Otto Habsburg war jahrzehntelang vor allem Europapolitiker. Er war Vorsitzender der Paneuropaunion und organisierte jenes Picknick an der österreichisch-ungarischen Grenze mit, bei dem hunderte DDR-Bürger in den Westen fliehen konnten. Da er auch über die deutsche Staatsbürgerschaft verfügte, saß er lange Zeit für die bayrische CSU im Europaparlament, wo er - zum Leidwesen der Dolmetscher - auch Stehgreifdebatten in Latein führte. Habsburg war ohne Zweifel überaus gebildet. Er sprach sieben Sprachen fließend und war sowohl nach dem österreichischen, als auch nach dem ungarischen Gymnasiallehrplan unterrichtet worden. Erzkatholisch blieb er zeitlebens, die Seligsprechung seines Vaters Karl war dabei nur eine Episode. Für jemanden, der zu seiner Geburt noch als zukünftiger Herrscher über ein Millionenreich auserkoren war, entwickelte er jedoch in manchen Bereichen auch eine erstaunliche Toleranz.  In anderen ließ er sie leider gänzlich vermissen. Eigentlich erstaunlich bei einem Menschen, der wie kaum ein anderer seiner Generation, Geschichte aktiv miterleben durfte: Mitglied des Hauses Habsburg zu sein, so meinte er einmal, sei zu vergleichen mit dem Tragend des Judensternes. Man hätte sich da wirklich mehr historisches Feingefühl erwartet.
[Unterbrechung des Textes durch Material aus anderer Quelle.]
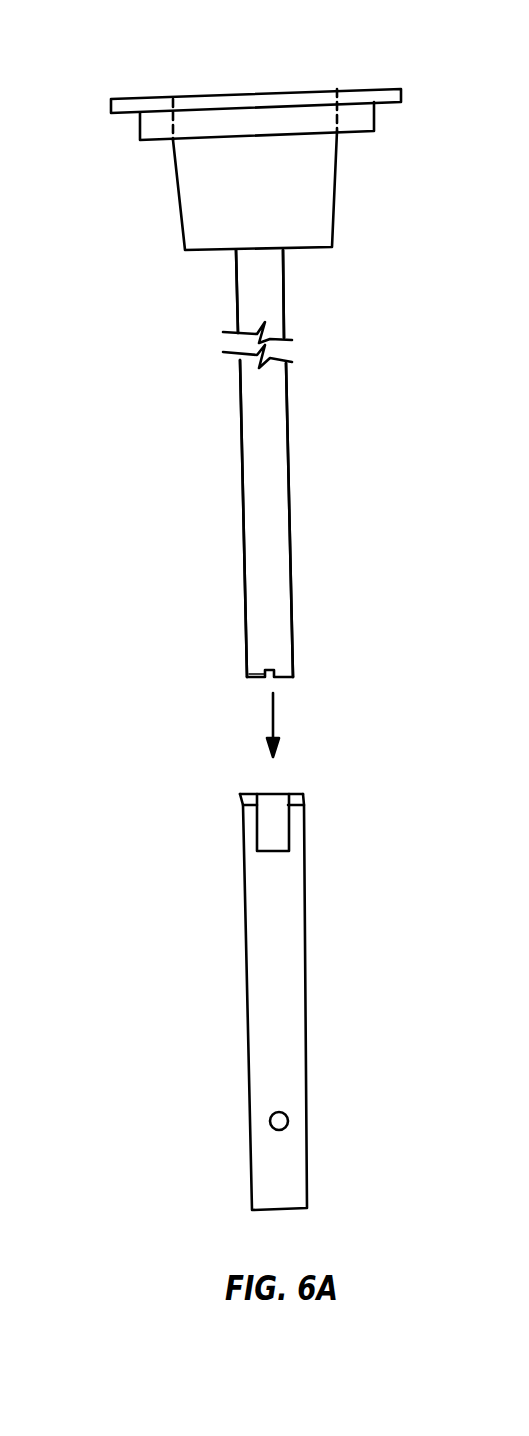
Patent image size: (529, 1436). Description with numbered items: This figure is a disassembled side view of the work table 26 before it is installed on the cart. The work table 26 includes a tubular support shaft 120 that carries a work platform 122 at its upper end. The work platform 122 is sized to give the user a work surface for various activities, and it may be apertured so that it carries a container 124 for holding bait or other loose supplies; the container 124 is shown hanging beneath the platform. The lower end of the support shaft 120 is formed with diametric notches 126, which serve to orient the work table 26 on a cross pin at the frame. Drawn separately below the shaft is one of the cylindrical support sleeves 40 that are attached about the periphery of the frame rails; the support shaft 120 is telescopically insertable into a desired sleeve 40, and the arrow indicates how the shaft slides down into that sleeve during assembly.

The work table 26 is at (302, 455).
The cylindrical support sleeve 40 is at (290, 928).
The tubular support shaft 120 is at (256, 509).
The work platform 122 is at (352, 97).
The container 124 is at (307, 185).
The diametric notches 126 is at (247, 677).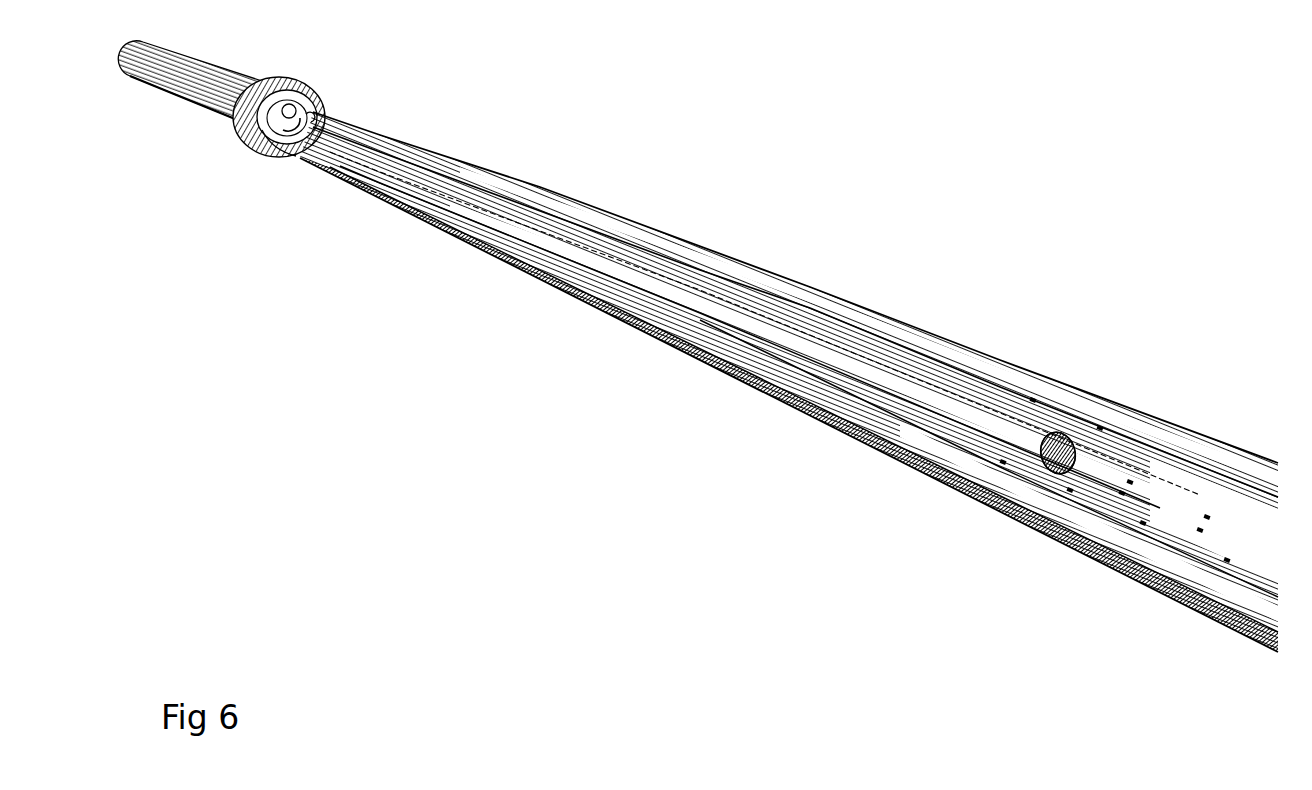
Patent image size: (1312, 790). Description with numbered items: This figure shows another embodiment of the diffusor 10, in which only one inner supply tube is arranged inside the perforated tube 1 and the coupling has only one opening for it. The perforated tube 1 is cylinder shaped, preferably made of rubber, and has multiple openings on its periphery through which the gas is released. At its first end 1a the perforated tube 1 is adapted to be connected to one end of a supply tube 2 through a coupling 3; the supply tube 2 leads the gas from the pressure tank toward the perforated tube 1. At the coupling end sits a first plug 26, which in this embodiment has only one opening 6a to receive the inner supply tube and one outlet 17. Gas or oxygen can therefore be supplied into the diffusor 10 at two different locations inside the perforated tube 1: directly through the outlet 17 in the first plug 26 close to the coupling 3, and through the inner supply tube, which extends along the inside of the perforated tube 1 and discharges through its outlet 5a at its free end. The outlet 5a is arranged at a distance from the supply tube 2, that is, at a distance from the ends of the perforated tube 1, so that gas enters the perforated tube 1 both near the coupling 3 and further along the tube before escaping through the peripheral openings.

The perforated tube 1 is at (582, 200).
The first end 1a is at (262, 130).
The supply tube 2 is at (203, 64).
The coupling 3 is at (288, 77).
The outlet 5a is at (1062, 434).
The opening 6a is at (336, 113).
The diffusor 10 is at (430, 295).
The outlet 17 is at (297, 108).
The first plug 26 is at (280, 120).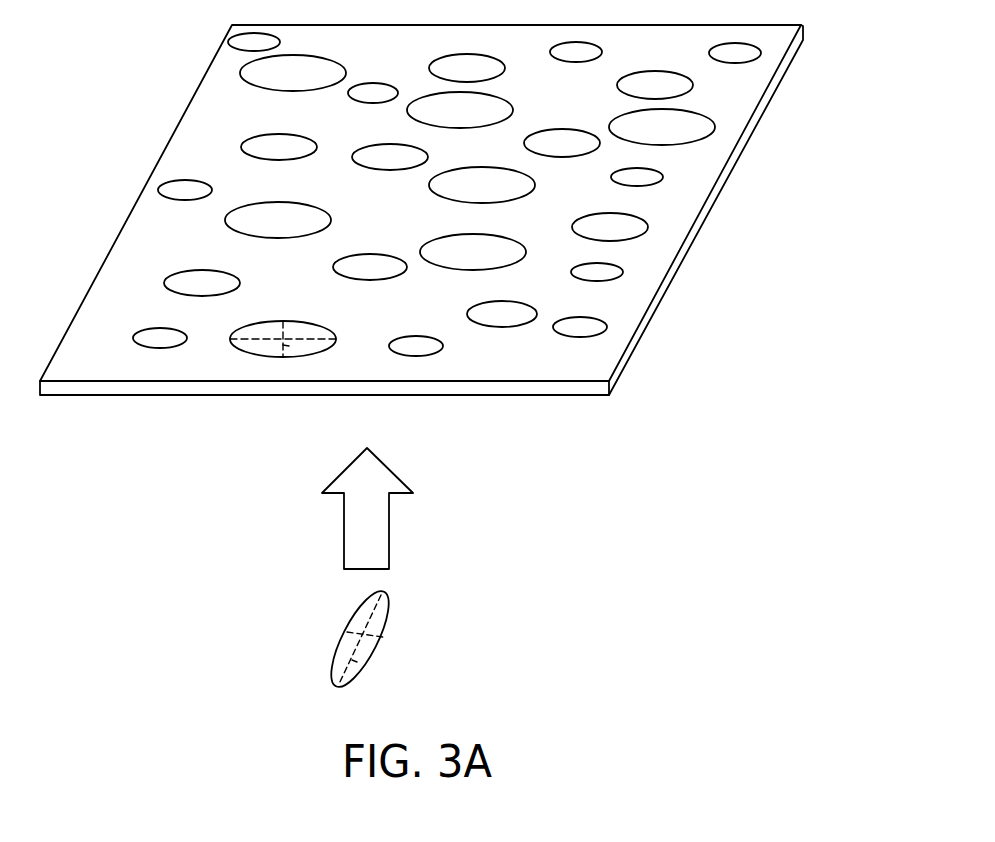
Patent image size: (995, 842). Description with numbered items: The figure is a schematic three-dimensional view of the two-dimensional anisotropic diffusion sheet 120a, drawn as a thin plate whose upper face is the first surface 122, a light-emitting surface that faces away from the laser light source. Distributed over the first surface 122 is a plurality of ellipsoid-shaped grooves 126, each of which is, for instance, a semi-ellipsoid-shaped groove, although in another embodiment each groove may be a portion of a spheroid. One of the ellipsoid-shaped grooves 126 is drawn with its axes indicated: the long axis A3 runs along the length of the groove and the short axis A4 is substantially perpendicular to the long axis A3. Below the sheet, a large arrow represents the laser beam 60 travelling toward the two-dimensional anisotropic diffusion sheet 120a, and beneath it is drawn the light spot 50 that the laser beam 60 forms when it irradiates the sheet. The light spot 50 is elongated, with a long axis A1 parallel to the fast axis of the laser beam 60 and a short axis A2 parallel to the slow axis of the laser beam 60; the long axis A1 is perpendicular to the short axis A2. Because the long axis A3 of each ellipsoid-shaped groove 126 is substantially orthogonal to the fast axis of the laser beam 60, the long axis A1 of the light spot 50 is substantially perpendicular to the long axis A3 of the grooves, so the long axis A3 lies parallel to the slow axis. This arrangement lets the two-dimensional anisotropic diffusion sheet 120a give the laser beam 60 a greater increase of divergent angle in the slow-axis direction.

The two-dimensional anisotropic diffusion sheet 120a is at (421, 250).
The first surface 122 is at (143, 248).
The ellipsoid-shaped groove 126 is at (185, 188).
The long axis of the ellipsoid-shaped groove A3 is at (258, 343).
The short axis of the ellipsoid-shaped groove A4 is at (298, 347).
The laser beam 60 is at (344, 531).
The light spot 50 is at (343, 643).
The short axis of the light spot A2 is at (385, 637).
The long axis of the light spot A1 is at (366, 664).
Wie soll man so einen Grenzgänger also bewerten. Sicher: Otto Habsburg-Lothringen dürfte wohl einer der interessantesten Gesprächspartner gewesen sein, den man sich vorstellen kann. Er setzte sich zweifelsohne während des Krieges für die ehemaligen Länder der Donaumonarchie ein. Er ließ sich, im Gegensatz zum Sohn des deutschen Ex-Kaisers Wilhelm, nicht von Hitler instrumentalisieren, eine Tatsache, die man ihm sicher hoch anrechnen muss. Zu Schuschniggs berühmter Radioansprache, in der er sagte er wolle kein deutsches Blut vergießen, meinte er, dieser habe damit eben akzeptiert, dass österreichisches Blut vergossen werde.
Andererseits war er aber blind gegenüber den diktatorischen Intentionen des austrofaschistischen Regimes oder hieß diese sogar gut. In seinen Aufzählungen der nationalsozialistischen Opfer Österreichs nahm der 1934 ermordete und etwas kurz geratene Millimetternich Dollfuß immer einen prominente Platz ein. Die österreichische Sozialdemokratie überzog er nach Möglichkeit mit Schelte. Den Titel Kommunistenfresser hätte er wohl als Auszeichnung empfunden. Interviews gab er allen, auch Mölzers rechter Postille „Zur Zeit“. Auf allerlei schwarz-gelben Veranstaltungen ließ er sich gerne mit kaiserliche Hoheit ansprechen, ein Titel, der ihm durch das Adelsaufhebungsgesetz von 1919 nicht mehr zustand. Gegen die Republik zog er vor allem vor den Gerichten zu Felde, wobei die meisten seiner Restitutionsklagen abgewiesen wurden. Die Einsicht, dass das Vermögen seiner Vorfahren vor allem aus jenem der Untertanen requiriert worden war, wäre ihm wohl nie gekommen.
Egal wie man letztendlich zu ihm steht, Otto Habsburg-Lothringen, als Kind Thronfolger einer europäischen Großmacht ist als Bürger dieser Republik gestorben und zumindest sie hat mit ihm und seiner Familie mittlerweile ihren Frieden gemacht: Vor kurzem hat der Nationalrat das Kandidaturverbot für die Habsburger bei Bundespräsidentenwahlen aufgehoben.